In the human heart, HCN channels are widely distributed and their isoform expression ratio changes according with the type, function, and maturation of the cardiomyocytes. The conduction system, and in particular the sinus node of many mammalian species, expresses mostly HCN4 and HCN1, while the working myocardium expresses predominantly the HCN2 isoform [7]. In the mouse, HCN4 is the first isoform expressed during cardiogenesis when the primary myocardium forms, and later in development, its expression remains restricted to the sinoatrial node and the conduction system [2]. Here we show that pCMs express HCN4 and HCN1 mRNA as the predominant isoforms. These data are also in agreement with data obtained from SAN-like cells obtained after selection/enrichment procedure [34, 37] and from human SAN cells [13, 28].

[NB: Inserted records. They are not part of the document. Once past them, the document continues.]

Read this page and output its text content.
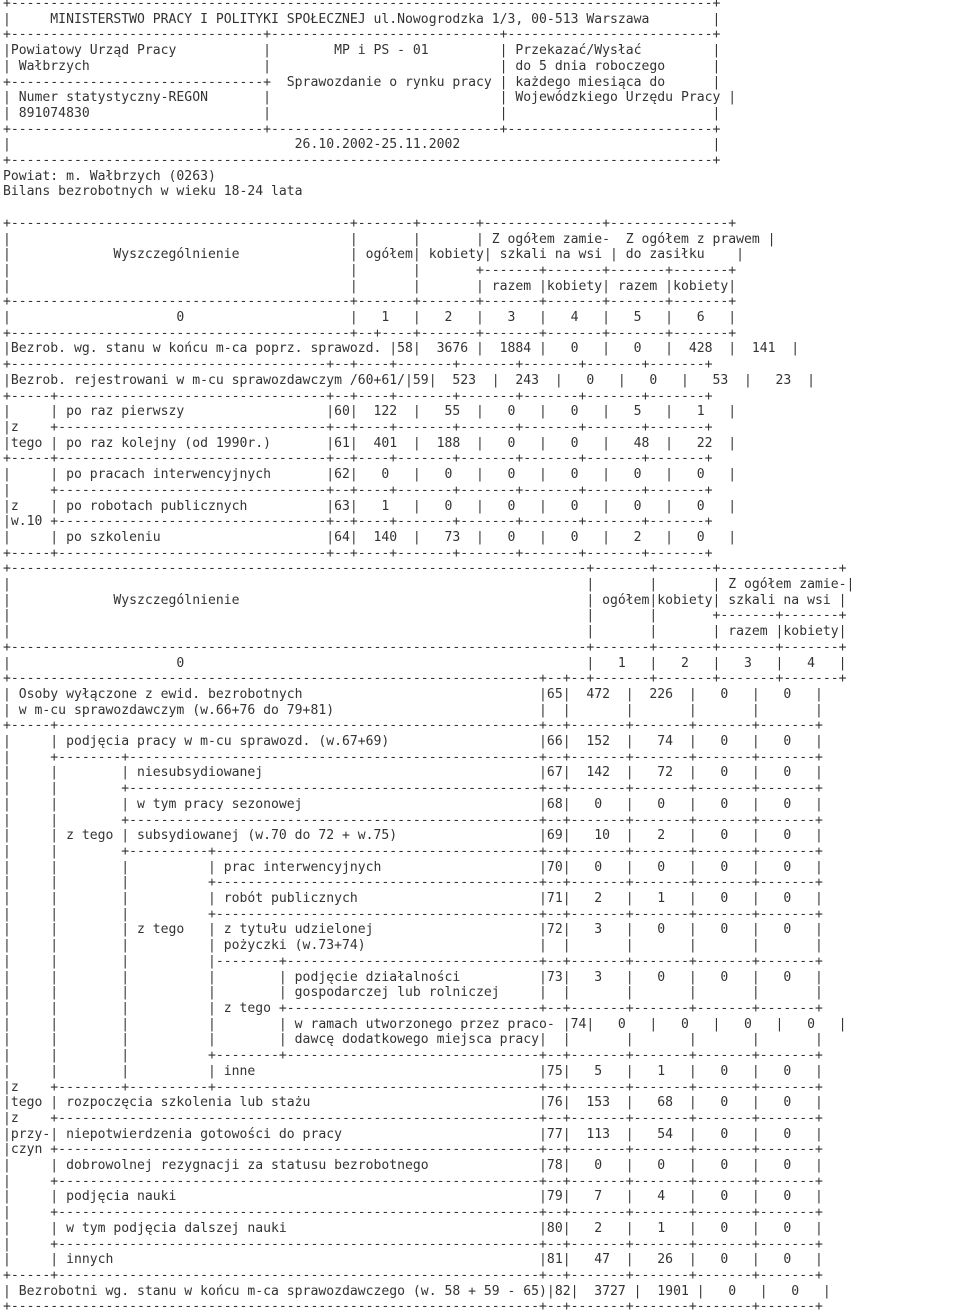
+-----------------------------------------------------------------------------------------+
|     MINISTERSTWO PRACY I POLITYKI SPOŁECZNEJ ul.Nowogrodzka 1/3, 00-513 Warszawa        |
+--------------------------------+-----------------------------+--------------------------+
|Powiatowy Urząd Pracy           |        MP i PS - 01         | Przekazać/Wysłać         |
| Wałbrzych                      |                             | do 5 dnia roboczego      |
+--------------------------------+  Sprawozdanie o rynku pracy | każdego miesiąca do      |
| Numer statystyczny-REGON       |                             | Wojewódzkiego Urzędu Pracy |
| 891074830                      |                             |                          |
+--------------------------------+-----------------------------+--------------------------+
|                                    26.10.2002-25.11.2002                                |
+-----------------------------------------------------------------------------------------+
Powiat: m. Wałbrzych (0263)
Bilans bezrobotnych w wieku 18-24 lata

+-------------------------------------------+-------+-------+---------------+---------------+
|                                           |       |       | Z ogółem zamie-  Z ogółem z prawem |
|             Wyszczególnienie              | ogółem| kobiety| szkali na wsi | do zasiłku    |
|                                           |       |       +-------+-------+-------+-------+
|                                           |       |       | razem |kobiety| razem |kobiety|
+-------------------------------------------+-------+-------+-------+-------+-------+-------+
|                     0                     |   1   |   2   |   3   |   4   |   5   |   6   |
+-------------------------------------------+--+----+-------+-------+-------+-------+-------+
|Bezrob. wg. stanu w końcu m-ca poprz. sprawozd. |58|  3676 |  1884 |   0   |   0   |  428  |  141  |
+----------------------------------------+--+----+-------+-------+-------+-------+-------+
|Bezrob. rejestrowani w m-cu sprawozdawczym /60+61/|59|  523  |  243  |   0   |   0   |   53  |   23  |
+-----+----------------------------------+--+----+-------+-------+-------+-------+-------+
|     | po raz pierwszy                  |60|  122  |   55  |   0   |   0   |   5   |   1   |
|z    +----------------------------------+--+----+-------+-------+-------+-------+-------+
|tego | po raz kolejny (od 1990r.)       |61|  401  |  188  |   0   |   0   |   48  |   22  |
+-----+----------------------------------+--+----+-------+-------+-------+-------+-------+
|     | po pracach interwencyjnych       |62|   0   |   0   |   0   |   0   |   0   |   0   |
|     +----------------------------------+--+----+-------+-------+-------+-------+-------+
|z    | po robotach publicznych          |63|   1   |   0   |   0   |   0   |   0   |   0   |
|w.10 +----------------------------------+--+----+-------+-------+-------+-------+-------+
|     | po szkoleniu                     |64|  140  |   73  |   0   |   0   |   2   |   0   |
+-----+----------------------------------+--+----+-------+-------+-------+-------+-------+
+-------------------------------------------------------------------------+-------+-------+---------------+
|                                                                         |       |       | Z ogółem zamie-|
|             Wyszczególnienie                                            | ogółem|kobiety| szkali na wsi |
|                                                                         |       |       +-------+-------+
|                                                                         |       |       | razem |kobiety|
+-------------------------------------------------------------------------+-------+-------+-------+-------+
|                     0                                                   |   1   |   2   |   3   |   4   |
+-------------------------------------------------------------------+--+--+-------+-------+-------+-------+
| Osoby wyłączone z ewid. bezrobotnych                              |65|  472  |  226  |   0   |   0   |
| w m-cu sprawozdawczym (w.66+76 do 79+81)                          |  |       |       |       |       |
+-----+-------------------------------------------------------------+--+-------+-------+-------+-------+
|     | podjęcia pracy w m-cu sprawozd. (w.67+69)                   |66|  152  |   74  |   0   |   0   |
|     +--------+----------------------------------------------------+--+-------+-------+-------+-------+
|     |        | niesubsydiowanej                                   |67|  142  |   72  |   0   |   0   |
|     |        +----------------------------------------------------+--+-------+-------+-------+-------+
|     |        | w tym pracy sezonowej                              |68|   0   |   0   |   0   |   0   |
|     |        +----------------------------------------------------+--+-------+-------+-------+-------+
|     | z tego | subsydiowanej (w.70 do 72 + w.75)                  |69|   10  |   2   |   0   |   0   |
|     |        +----------+-----------------------------------------+--+-------+-------+-------+-------+
|     |        |          | prac interwencyjnych                    |70|   0   |   0   |   0   |   0   |
|     |        |          +-----------------------------------------+--+-------+-------+-------+-------+
|     |        |          | robót publicznych                       |71|   2   |   1   |   0   |   0   |
|     |        |          +-----------------------------------------+--+-------+-------+-------+-------+
|     |        | z tego   | z tytułu udzielonej                     |72|   3   |   0   |   0   |   0   |
|     |        |          | pożyczki (w.73+74)                      |  |       |       |       |       |
|     |        |          |--------+--------------------------------+--+-------+-------+-------+-------+
|     |        |          |        | podjęcie działalności          |73|   3   |   0   |   0   |   0   |
|     |        |          |        | gospodarczej lub rolniczej     |  |       |       |       |       |
|     |        |          | z tego +--------------------------------+--+-------+-------+-------+-------+
|     |        |          |        | w ramach utworzonego przez praco- |74|   0   |   0   |   0   |   0   |
|     |        |          |        | dawcę dodatkowego miejsca pracy|  |       |       |       |       |
|     |        |          +--------+--------------------------------+--+-------+-------+-------+-------+
|     |        |          | inne                                    |75|   5   |   1   |   0   |   0   |
|z    +--------+----------+-----------------------------------------+--+-------+-------+-------+-------+
|tego | rozpoczęcia szkolenia lub stażu                             |76|  153  |   68  |   0   |   0   |
|z    +-------------------------------------------------------------+--+-------+-------+-------+-------+
|przy-| niepotwierdzenia gotowości do pracy                         |77|  113  |   54  |   0   |   0   |
|czyn +-------------------------------------------------------------+--+-------+-------+-------+-------+
|     | dobrowolnej rezygnacji za statusu bezrobotnego              |78|   0   |   0   |   0   |   0   |
|     +-------------------------------------------------------------+--+-------+-------+-------+-------+
|     | podjęcia nauki                                              |79|   7   |   4   |   0   |   0   |
|     +-------------------------------------------------------------+--+-------+-------+-------+-------+
|     | w tym podjęcia dalszej nauki                                |80|   2   |   1   |   0   |   0   |
|     +-------------------------------------------------------------+--+-------+-------+-------+-------+
|     | innych                                                      |81|   47  |   26  |   0   |   0   |
+-----+-------------------------------------------------------------+--+-------+-------+-------+-------+
| Bezrobotni wg. stanu w końcu m-ca sprawozdawczego (w. 58 + 59 - 65)|82|  3727 |  1901 |   0   |   0   |
+-------------------------------------------------------------------+--+-------+-------+-------+-------+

It is now well established that the properties of the native If do not depend exclusively on the specific HCN subunits but also on their interaction with several accessory subunits, which influence channel trafficking, subcellular localization, and fine tune conductance and kinetics [35]. The accessory subunits MiRP1 SAP97, KCR1, and caveolin3 are all expressed in pCMs.

Finally, we provided here, for the first time, the whole dose–response curves of human If to autonomic stimulation. Increasing doses of isoproterenol progressively shifted the activation curve to more positive voltages with a maximum shift recorded of around 6 mV at saturating doses, a shift similar to that previously reported for rabbit SAN cells [4]. Hill fitting revealed an EC50 value close to that previously reported in rabbit SAN [40]. The muscarinic agonist carbachol progressively shifted the activation curve to more negative voltages with an EC50 of 11.6 nM, equal to that obtained in rabbit SAN [21, 40]. However, maximal shift with CCh was only of ~ 3 mV compared to the more than 6 mV reported in rabbit SAN [42]. We believe that the reason for the small effect of CCh in our pCMs is the low level of cAMP; indeed, pre-stimulation of the adenylate cyclase with 100 nM isoproterenol increased the response to 100 nM CCh to 6.4 mV compared to the 2.9 mV without pre-stimulation. These data clearly rule out the lack of expression of either muscarinic receptors or associated G proteins and that instead pCMs functionally express important proteins necessary for autonomic modulation of the If current and spontaneous rate. The low level of cAMP may for example derive from the high activity of phosphodiesterases (PDEs). The role of PDEs and in particular PDE3 and PDE4 in hiPS-CM has been recently shown in various works in which their inhibition resulted in the increase of basal cAMP level [22, 25, 26]. We may speculate that the low level of cAMP and high PDE activity may also explain the significantly slower time constant of the isoproterenol-mediated rate acceleration (7.6 ± 1.0 s) than the time constant of the rate slowing due to muscarinic receptors activation (3.4 ± 0.8 s).

Finally, we evaluated how these rate-modulators affect the beating activity of pCMs clusters; as expected and in line with the low cAMP levels, 1 µM Iso doubled the rate, while 100 nM ACh decreased it only by 13%; the same concentration of ACh applied to rabbit SAN cells led to a 68% decrease in the action potential rate [21]. Interestingly, a linear regression analysis of basal rate vs agonist-induced rate change revealed that, while the isoproterenol-induced increase in rate results mildly but significantly correlated to basal rate (Pearson’s r value =  − 0.56, P < 0.05), the Ach-induced decrease in rate is not correlated (Perason’s r value = 0.35, P = 0.43). All these data suggest that in our model, the muscarinic pathway is present and functional but because of the low basal cAMP levels, the response is blunted.

In conclusion, this work provides the first complete description of the properties of If in human-induced pluripotent stem cell (iPSC)–derived pacemaker cardiomyocytes. The set of kinetics and modulatory parameters provided here may represent useful comparative elements for future studies of cardiac diseases in which alterations of the If current or of HCN channels may play an important role in the onset of the pathology, as recently demonstrated [9].